Buru-buru gadis itu menyusul Earl Henrington, sementara Tony hanya melihat kepergiannya.
"Apa yang dibutuhkan Ayah dari Cassie?" Tony memandang wajah cantik sang ibu yang mulai dihiasi keriput halus karena usia. Beberapa bagian kulitnya tampak terlalu putih. Mungkin efek make up dan beberapa krim perawatan yang mengandung arsenik itu.
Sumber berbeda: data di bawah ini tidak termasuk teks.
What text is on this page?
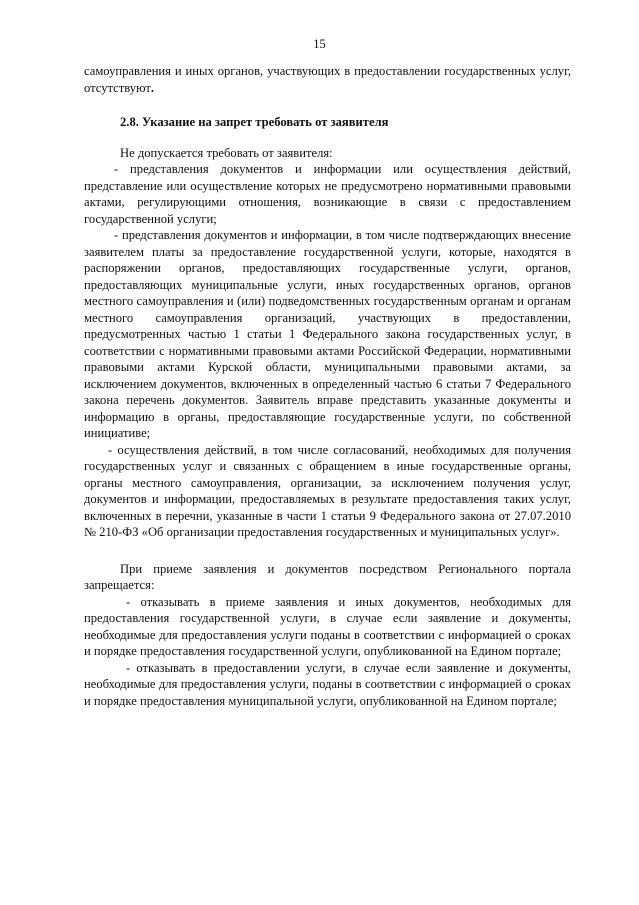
15

самоуправления и иных органов, участвующих в предоставлении государственных услуг, отсутствуют.

2.8. Указание на запрет требовать от заявителя

Не допускается требовать от заявителя:

- представления документов и информации или осуществления действий, представление или осуществление которых не предусмотрено нормативными правовыми актами, регулирующими отношения, возникающие в связи с предоставлением государственной услуги;

- представления документов и информации, в том числе подтверждающих внесение заявителем платы за предоставление государственной услуги, которые, находятся в распоряжении органов, предоставляющих государственные услуги, органов, предоставляющих муниципальные услуги, иных государственных органов, органов местного самоуправления и (или) подведомственных государственным органам и органам местного самоуправления организаций, участвующих в предоставлении, предусмотренных частью 1 статьи 1 Федерального закона государственных услуг, в соответствии с нормативными правовыми актами Российской Федерации, нормативными правовыми актами Курской области, муниципальными правовыми актами, за исключением документов, включенных в определенный частью 6 статьи 7 Федерального закона перечень документов. Заявитель вправе представить указанные документы и информацию в органы, предоставляющие государственные услуги, по собственной инициативе;

- осуществления действий, в том числе согласований, необходимых для получения государственных услуг и связанных с обращением в иные государственные органы, органы местного самоуправления, организации, за исключением получения услуг, документов и информации, предоставляемых в результате предоставления таких услуг, включенных в перечни, указанные в части 1 статьи 9 Федерального закона от 27.07.2010 № 210-ФЗ «Об организации предоставления государственных и муниципальных услуг».

При приеме заявления и документов посредством Регионального портала запрещается:

- отказывать в приеме заявления и иных документов, необходимых для предоставления государственной услуги, в случае если заявление и документы, необходимые для предоставления услуги поданы в соответствии с информацией о сроках и порядке предоставления государственной услуги, опубликованной на Едином портале;

- отказывать в предоставлении услуги, в случае если заявление и документы, необходимые для предоставления услуги, поданы в соответствии с информацией о сроках и порядке предоставления муниципальной услуги, опубликованной на Едином портале;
"Ibu tidak tahu, Antony," jawab sang countess. "Jangan memandang Ibumu seperti itu... Ngomong-ngomong berapa lama kau akan pergi ke Maurice, Sayang?"
Melihat ibunya mengganti topik, Antony tahu ia tidak akan mendapatkan apapun jika memaksa. Ibunya tidak akan membocorkan sedikit pun, jadi peluangnya hanya bertanya langsung pada Cassie nanti.
Ia bukan khawatir tanpa sebab, tetapi lebih pada perasaan aneh karena tidak biasanya sang ayah memanggil putri bungsu satu-satunya itu untuk berbicara berdua. Mereka terkadang mendiskusikan segala hal di meja makan karena sempitnya peluang mereka menghabiskan waktu bersama.
"Hanya beberapa hari, mungkin juga satu minggu. Tergantung kondisinya," jawab Antony sekenanya.
......................
Cassie tengah duduk di hadapan ayahnya ketika pria paruh baya itu secara tiba-tiba mengembuskan napasnya lelah. Seolah baru saja ia ditimpa beban berat sebelumnya.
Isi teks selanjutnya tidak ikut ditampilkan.